One thing I forgot to mention in my loves of the day post: the church where my first son was baptised and where we went this weekend (and will continue to go). I was crazy about many of the people in the congregation of the church I was involved with on the other side of the water, but occasionally, the politics of the church were diametrically opposed to mine. For example, I've often used a church's views on hommosexuality as a litmus test. While the issue itself is important to me, it is also reflective of a larger world view. It's interesting to note, for example, that Jesus is never attributed as saying anything regarding homosexuality. In the entire Bible, I believe there are 8 references to homosexuality (and some of those are debatable). In other words, views on homosexuality are hardly a cornerstone of the religion. And yet, to hear the most vocal religious "leaders" today, one would think it's one of the church's most vital issues. So... I want my church, at the very least, to be ambivalent about the issue, and preferably, to welcome homosexuals into the congregation with love. The pastor at my previous church and I disagree, at least to an extent, on this. I like him a lot, and I think he is a good man, but on this issue, we are in disagreement. And it's an important issue to me.

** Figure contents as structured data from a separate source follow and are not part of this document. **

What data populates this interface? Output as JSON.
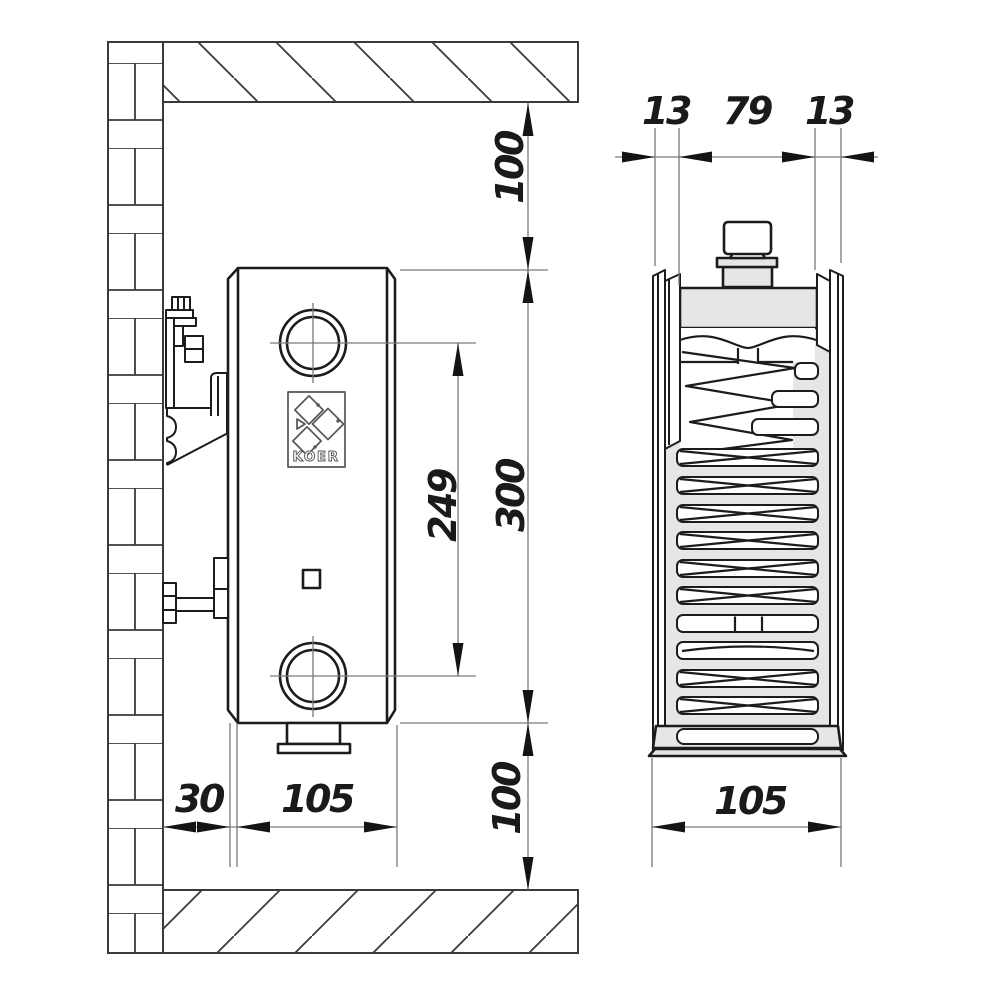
{
  "drawing": {
    "brand_logo": "KOER",
    "side_view": {
      "top_clearance": "100",
      "total_height": "300",
      "connection_spacing": "249",
      "bottom_clearance": "100",
      "wall_gap": "30",
      "depth": "105"
    },
    "section_view": {
      "front_panel": "13",
      "core": "79",
      "back_panel": "13",
      "total_depth": "105"
    },
    "colors": {
      "line": "#1c1c1c",
      "dim_line": "#7a7a7a",
      "light_fill": "#e6e6e6",
      "background": "#ffffff"
    }
  }
}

The church that I'm now attending, on the other hand, bills itself as "an open and affirming congregation." I'm not sure of the exact numbers, but I believe that close to 50% of the congregation is gay. At church on Sunday, for example, I saw an older lesbian couple very comfortably holding hands in the pews. In other words, I saw a committed and loving relationship that was allowed to express itself in the same way that a heterosexual couple would. Also, the pastor made a point of mentioning a meeting about participation in Seattle's upcoming Gay Pride Parade, where our church will have both an information booth and a float. Not what you'd generally expect from a church based on what is portrayed in the media, no?

And on that note, please do click on the headline for this post. In the Seattle Post-Intelligencer today is an article about local religious leaders speaking out against an initiative attempt currently in the works that seeks to roll back gay civil rights laws recently passed in Washington state. Much of the signature gathering has been done at conservative churches. Some quotes from the article:

"Not all Christians feel that way," said the Rev. Jack Sullivan Jr., the regional minister for the Northwest of the Christian Church (Disciples of Christ). "God confers dignity and worth on all people."

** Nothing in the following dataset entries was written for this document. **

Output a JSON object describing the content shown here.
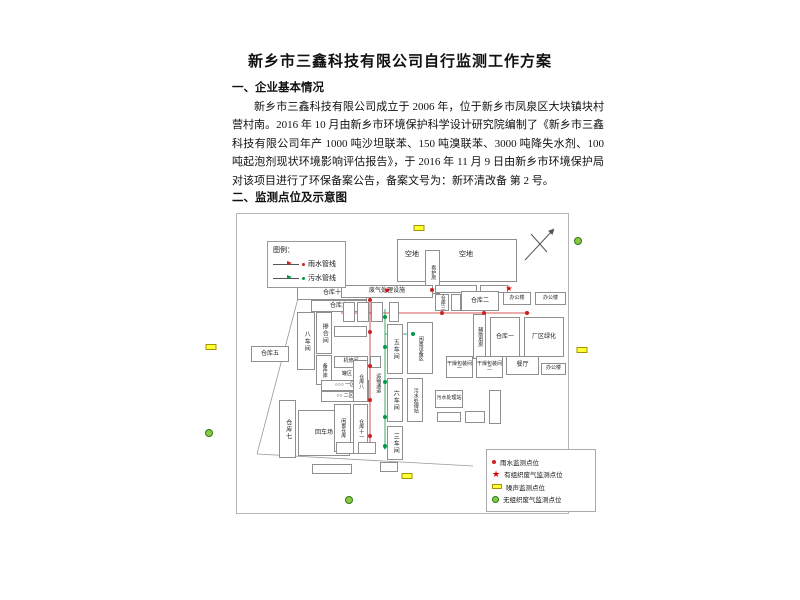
{
  "document": {
    "title": "新乡市三鑫科技有限公司自行监测工作方案",
    "section1_heading": "一、企业基本情况",
    "paragraph": "新乡市三鑫科技有限公司成立于 2006 年，位于新乡市凤泉区大块镇块村营村南。2016 年 10 月由新乡市环境保护科学设计研究院编制了《新乡市三鑫科技有限公司年产 1000 吨沙坦联苯、150 吨溴联苯、3000 吨降失水剂、100 吨起泡剂现状环境影响评估报告》，于 2016 年 11 月 9 日由新乡市环境保护局对该项目进行了环保备案公告，备案文号为：新环清改备 第 2 号。",
    "section2_heading": "二、监测点位及示意图"
  },
  "colors": {
    "rain": "#cc2222",
    "sewage": "#009944",
    "noise_fill": "#ffff33",
    "gas_fill": "#8bc943",
    "star": "#dd0000",
    "boundary": "#999999"
  },
  "pipe_legend": {
    "title": "图例：",
    "items": [
      {
        "label": "雨水管线",
        "color": "#cc2222"
      },
      {
        "label": "污水管线",
        "color": "#009944"
      }
    ]
  },
  "point_legend": {
    "items": [
      {
        "label": "雨水监测点位",
        "marker": "red-dot"
      },
      {
        "label": "有组织废气监测点位",
        "marker": "red-star"
      },
      {
        "label": "噪声监测点位",
        "marker": "yellow-rect"
      },
      {
        "label": "无组织废气监测点位",
        "marker": "green-circle"
      }
    ]
  },
  "map": {
    "buildings": [
      {
        "label": "",
        "x": 160,
        "y": 25,
        "w": 120,
        "h": 43
      },
      {
        "label": "空地",
        "x": 164,
        "y": 34,
        "w": 22,
        "h": 14,
        "nb": 1
      },
      {
        "label": "看护房",
        "x": 188,
        "y": 36,
        "w": 15,
        "h": 44,
        "v": 1,
        "tiny": 1
      },
      {
        "label": "空地",
        "x": 212,
        "y": 34,
        "w": 34,
        "h": 14,
        "nb": 1
      },
      {
        "label": "仓库十",
        "x": 60,
        "y": 73,
        "w": 70,
        "h": 13
      },
      {
        "label": "废气处理设施",
        "x": 104,
        "y": 71,
        "w": 92,
        "h": 13
      },
      {
        "label": "仓库九",
        "x": 74,
        "y": 86,
        "w": 56,
        "h": 12
      },
      {
        "label": "八车间",
        "x": 60,
        "y": 98,
        "w": 18,
        "h": 58,
        "v": 1
      },
      {
        "label": "掺合间",
        "x": 79,
        "y": 98,
        "w": 16,
        "h": 42,
        "v": 1
      },
      {
        "label": "",
        "x": 97,
        "y": 112,
        "w": 33,
        "h": 11
      },
      {
        "label": "仓库五",
        "x": 14,
        "y": 132,
        "w": 38,
        "h": 16
      },
      {
        "label": "备件库",
        "x": 79,
        "y": 141,
        "w": 16,
        "h": 30,
        "v": 1,
        "tiny": 1
      },
      {
        "label": "机修间",
        "x": 97,
        "y": 142,
        "w": 34,
        "h": 12,
        "tiny": 1
      },
      {
        "label": "",
        "x": 133,
        "y": 142,
        "w": 11,
        "h": 12
      },
      {
        "label": "罐区",
        "x": 98,
        "y": 156,
        "w": 24,
        "h": 9,
        "nb": 1,
        "tiny": 1
      },
      {
        "label": "○○○ 一区",
        "x": 84,
        "y": 166,
        "w": 48,
        "h": 11,
        "tiny": 1
      },
      {
        "label": "○○ 二区",
        "x": 84,
        "y": 177,
        "w": 48,
        "h": 11,
        "tiny": 1
      },
      {
        "label": "仓库七",
        "x": 42,
        "y": 186,
        "w": 17,
        "h": 58,
        "v": 1
      },
      {
        "label": "回车场",
        "x": 61,
        "y": 196,
        "w": 52,
        "h": 46
      },
      {
        "label": "闲置仓库",
        "x": 97,
        "y": 190,
        "w": 17,
        "h": 48,
        "v": 1,
        "tiny": 1
      },
      {
        "label": "仓库八",
        "x": 116,
        "y": 146,
        "w": 15,
        "h": 42,
        "v": 1,
        "tiny": 1
      },
      {
        "label": "仓库十一",
        "x": 116,
        "y": 190,
        "w": 15,
        "h": 50,
        "v": 1,
        "tiny": 1
      },
      {
        "label": "",
        "x": 75,
        "y": 250,
        "w": 40,
        "h": 10
      },
      {
        "label": "运输通道",
        "x": 134,
        "y": 140,
        "w": 13,
        "h": 58,
        "v": 1,
        "nb": 1,
        "tiny": 1
      },
      {
        "label": "",
        "x": 106,
        "y": 88,
        "w": 12,
        "h": 20
      },
      {
        "label": "",
        "x": 120,
        "y": 88,
        "w": 12,
        "h": 20
      },
      {
        "label": "",
        "x": 134,
        "y": 88,
        "w": 12,
        "h": 20
      },
      {
        "label": "",
        "x": 152,
        "y": 88,
        "w": 10,
        "h": 20
      },
      {
        "label": "五车间",
        "x": 150,
        "y": 110,
        "w": 16,
        "h": 50,
        "v": 1
      },
      {
        "label": "闲置设备区",
        "x": 170,
        "y": 108,
        "w": 26,
        "h": 52,
        "v": 1,
        "tiny": 1
      },
      {
        "label": "六车间",
        "x": 150,
        "y": 164,
        "w": 16,
        "h": 44,
        "v": 1
      },
      {
        "label": "污水处理站",
        "x": 170,
        "y": 164,
        "w": 16,
        "h": 44,
        "v": 1,
        "tiny": 1
      },
      {
        "label": "三车间",
        "x": 150,
        "y": 212,
        "w": 16,
        "h": 34,
        "v": 1
      },
      {
        "label": "",
        "x": 99,
        "y": 228,
        "w": 18,
        "h": 12
      },
      {
        "label": "",
        "x": 121,
        "y": 228,
        "w": 18,
        "h": 12
      },
      {
        "label": "",
        "x": 143,
        "y": 248,
        "w": 18,
        "h": 10
      },
      {
        "label": "",
        "x": 198,
        "y": 71,
        "w": 42,
        "h": 8,
        "tiny": 1
      },
      {
        "label": "",
        "x": 243,
        "y": 71,
        "w": 28,
        "h": 8,
        "tiny": 1
      },
      {
        "label": "仓库三",
        "x": 198,
        "y": 80,
        "w": 14,
        "h": 17,
        "v": 1,
        "tiny": 1
      },
      {
        "label": "",
        "x": 214,
        "y": 80,
        "w": 10,
        "h": 17
      },
      {
        "label": "仓库二",
        "x": 224,
        "y": 77,
        "w": 38,
        "h": 20
      },
      {
        "label": "办公楼",
        "x": 266,
        "y": 78,
        "w": 28,
        "h": 13,
        "tiny": 1
      },
      {
        "label": "办公楼",
        "x": 298,
        "y": 78,
        "w": 31,
        "h": 13,
        "tiny": 1
      },
      {
        "label": "辅助用房",
        "x": 236,
        "y": 100,
        "w": 13,
        "h": 45,
        "v": 1,
        "tiny": 1
      },
      {
        "label": "仓库一",
        "x": 253,
        "y": 103,
        "w": 30,
        "h": 40
      },
      {
        "label": "厂区绿化",
        "x": 287,
        "y": 103,
        "w": 40,
        "h": 40
      },
      {
        "label": "干燥包装间一",
        "x": 209,
        "y": 142,
        "w": 27,
        "h": 22,
        "tiny": 1
      },
      {
        "label": "干燥包装间二",
        "x": 239,
        "y": 142,
        "w": 27,
        "h": 22,
        "tiny": 1
      },
      {
        "label": "餐厅",
        "x": 269,
        "y": 142,
        "w": 33,
        "h": 19
      },
      {
        "label": "办公楼",
        "x": 304,
        "y": 149,
        "w": 25,
        "h": 12,
        "tiny": 1
      },
      {
        "label": "污水处理站",
        "x": 198,
        "y": 176,
        "w": 28,
        "h": 18,
        "tiny": 1
      },
      {
        "label": "",
        "x": 200,
        "y": 198,
        "w": 24,
        "h": 10
      },
      {
        "label": "",
        "x": 228,
        "y": 197,
        "w": 20,
        "h": 12
      },
      {
        "label": "",
        "x": 252,
        "y": 176,
        "w": 12,
        "h": 34
      }
    ],
    "markers": [
      {
        "t": "yellow-rect",
        "x": 182,
        "y": 14
      },
      {
        "t": "red-dot",
        "x": 195,
        "y": 76
      },
      {
        "t": "red-star",
        "x": 150,
        "y": 77
      },
      {
        "t": "red-star",
        "x": 272,
        "y": 75
      },
      {
        "t": "red-dot",
        "x": 133,
        "y": 86
      },
      {
        "t": "red-dot",
        "x": 133,
        "y": 118
      },
      {
        "t": "red-dot",
        "x": 133,
        "y": 152
      },
      {
        "t": "red-dot",
        "x": 133,
        "y": 186
      },
      {
        "t": "red-dot",
        "x": 133,
        "y": 222
      },
      {
        "t": "red-dot",
        "x": 205,
        "y": 99
      },
      {
        "t": "red-dot",
        "x": 247,
        "y": 99
      },
      {
        "t": "red-dot",
        "x": 290,
        "y": 99
      },
      {
        "t": "green-dot",
        "x": 148,
        "y": 103
      },
      {
        "t": "green-dot",
        "x": 148,
        "y": 133
      },
      {
        "t": "green-dot",
        "x": 148,
        "y": 168
      },
      {
        "t": "green-dot",
        "x": 148,
        "y": 203
      },
      {
        "t": "green-dot",
        "x": 148,
        "y": 232
      },
      {
        "t": "green-dot",
        "x": 176,
        "y": 120
      },
      {
        "t": "yellow-rect",
        "x": 170,
        "y": 262
      },
      {
        "t": "green-circle",
        "x": 112,
        "y": 286
      }
    ],
    "lines": {
      "boundary": [
        [
          64,
          73,
          20,
          240
        ],
        [
          20,
          240,
          236,
          252
        ]
      ],
      "rain": [
        [
          133,
          84,
          133,
          232
        ],
        [
          104,
          99,
          292,
          99
        ]
      ],
      "sewage": [
        [
          148,
          95,
          148,
          235
        ],
        [
          148,
          120,
          176,
          120
        ]
      ],
      "compass": [
        [
          288,
          46,
          316,
          16
        ],
        [
          294,
          20,
          310,
          38
        ]
      ]
    }
  },
  "page_markers": [
    {
      "t": "green-circle",
      "x": 578,
      "y": 241
    },
    {
      "t": "yellow-rect",
      "x": 211,
      "y": 347
    },
    {
      "t": "yellow-rect",
      "x": 582,
      "y": 350
    },
    {
      "t": "green-circle",
      "x": 209,
      "y": 433
    }
  ]
}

Opponents of gay rights "use discrimination to sanctify wrong and to sanctify themselves," said the Rev. Jon Luopa, the senior minister of University Unitarian Church, who vowed to mobilize his ministry if the anti-discrimination measure were challenged.

"There are not to be any second-class citizens," said the Rev. Paul Benz, the director of the Lutheran Public Policy Office for the Evangelical Lutheran Church of America. Benz, like many of the others present, was irked that the state's religious voice was perceived as prejudiced against gays.

"Let the world know we are Christians not by our support of discrimination but by our love," Sullivan said.

I'm thankful for leaders such as these. This is what Christianity should be.